Remember, commercial tenants increasingly have their own ESG reporting and goals, they simply lack the transparency to know whether their behaviors and decisions are having any effect.
When combined, there’s suddenly a full picture of base building consumption, tenant consumption and vacant consumption. Combine this with powerful analytics and engaged tenants, and you’ll see energy reductions of 10, 20, 30 or even 40%.
Taking it a step further
Of course, optimizing how equipment is operated and partnering with tenants will only take you so far.
Many organizations have set out goals to be carbon free by 2050. Usually, this plan involves a combination of buying clean energy credits, procurement strategies and deploying renewables.
These are important levers, but there’s no getting around making significant investments to the infrastructure of properties.

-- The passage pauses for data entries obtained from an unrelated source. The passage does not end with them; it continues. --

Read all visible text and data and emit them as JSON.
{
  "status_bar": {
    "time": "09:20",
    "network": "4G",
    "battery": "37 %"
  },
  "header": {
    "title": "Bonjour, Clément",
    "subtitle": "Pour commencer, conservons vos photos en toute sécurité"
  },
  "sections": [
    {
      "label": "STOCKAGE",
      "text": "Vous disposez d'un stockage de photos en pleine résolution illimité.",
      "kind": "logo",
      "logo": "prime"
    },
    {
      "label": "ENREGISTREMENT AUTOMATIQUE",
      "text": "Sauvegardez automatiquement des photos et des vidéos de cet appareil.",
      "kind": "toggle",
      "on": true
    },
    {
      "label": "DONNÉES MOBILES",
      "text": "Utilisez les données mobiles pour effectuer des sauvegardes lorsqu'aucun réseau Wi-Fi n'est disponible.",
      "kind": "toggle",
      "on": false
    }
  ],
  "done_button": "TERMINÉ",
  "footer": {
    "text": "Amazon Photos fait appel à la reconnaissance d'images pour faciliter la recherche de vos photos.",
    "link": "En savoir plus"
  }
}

Fortunately, ESG 2.0 has set up the property to make data-driven decisions about capital investments.
That’s because, as a byproduct of optimizing the building operations, we have collected new sources of data that will become critical when making large capital decisions.
Specifically, we have captured the runtime hours of individual pieces of equipment. This helps us move from depending entirely on the manufacturer’s suggested useful life; instead, we can make decisions based on how much the equipment has actually been used.

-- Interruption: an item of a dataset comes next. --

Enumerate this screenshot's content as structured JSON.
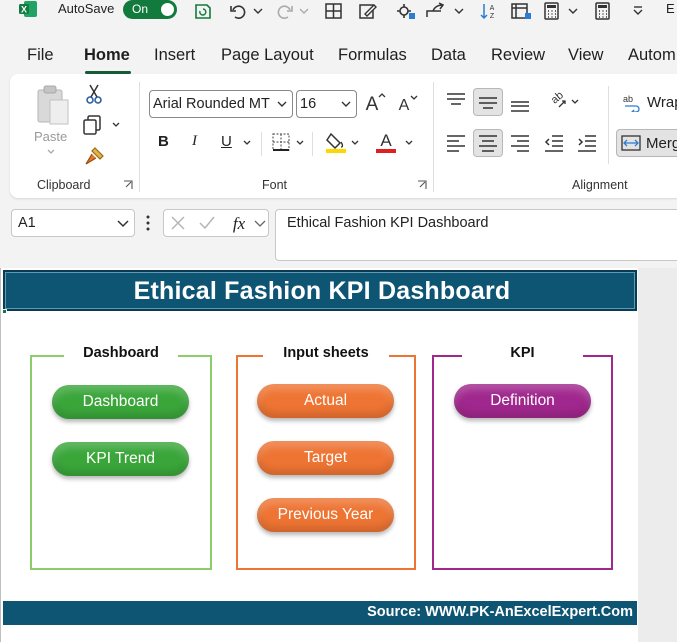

This often delays capital expenditures, freeing up budget for retrofits and upgrades to more efficient models of equipment.
That’s where the other critical data stream comes in. Equipment monitoring calculates the minutely energy consumption of individual pieces of equipment. That means, instead of basing replacement decisions off the expected savings quoted by vendors, they can be made empirically based on the data.
Moreover, every decision can be infused with the knowledge of whether or not the new piece of equipment fits into the overall carbon reduction plan. With critical systems having expected useful lives of 20+ years, the decisions of next few years will have a lasting impact on a portfolio’s ability to hit its long-term goals.
A high-efficiency boiler may be the most efficient purchase available, but it is committing the property to higher emissions in the long term.
In addition, by bringing this process into software, it breaks down the barriers that usually exist between property management, engineering, asset management and sustainability. It may even increase the asset value of the property by removing the risk of an unexpected capital outlay for property buyers.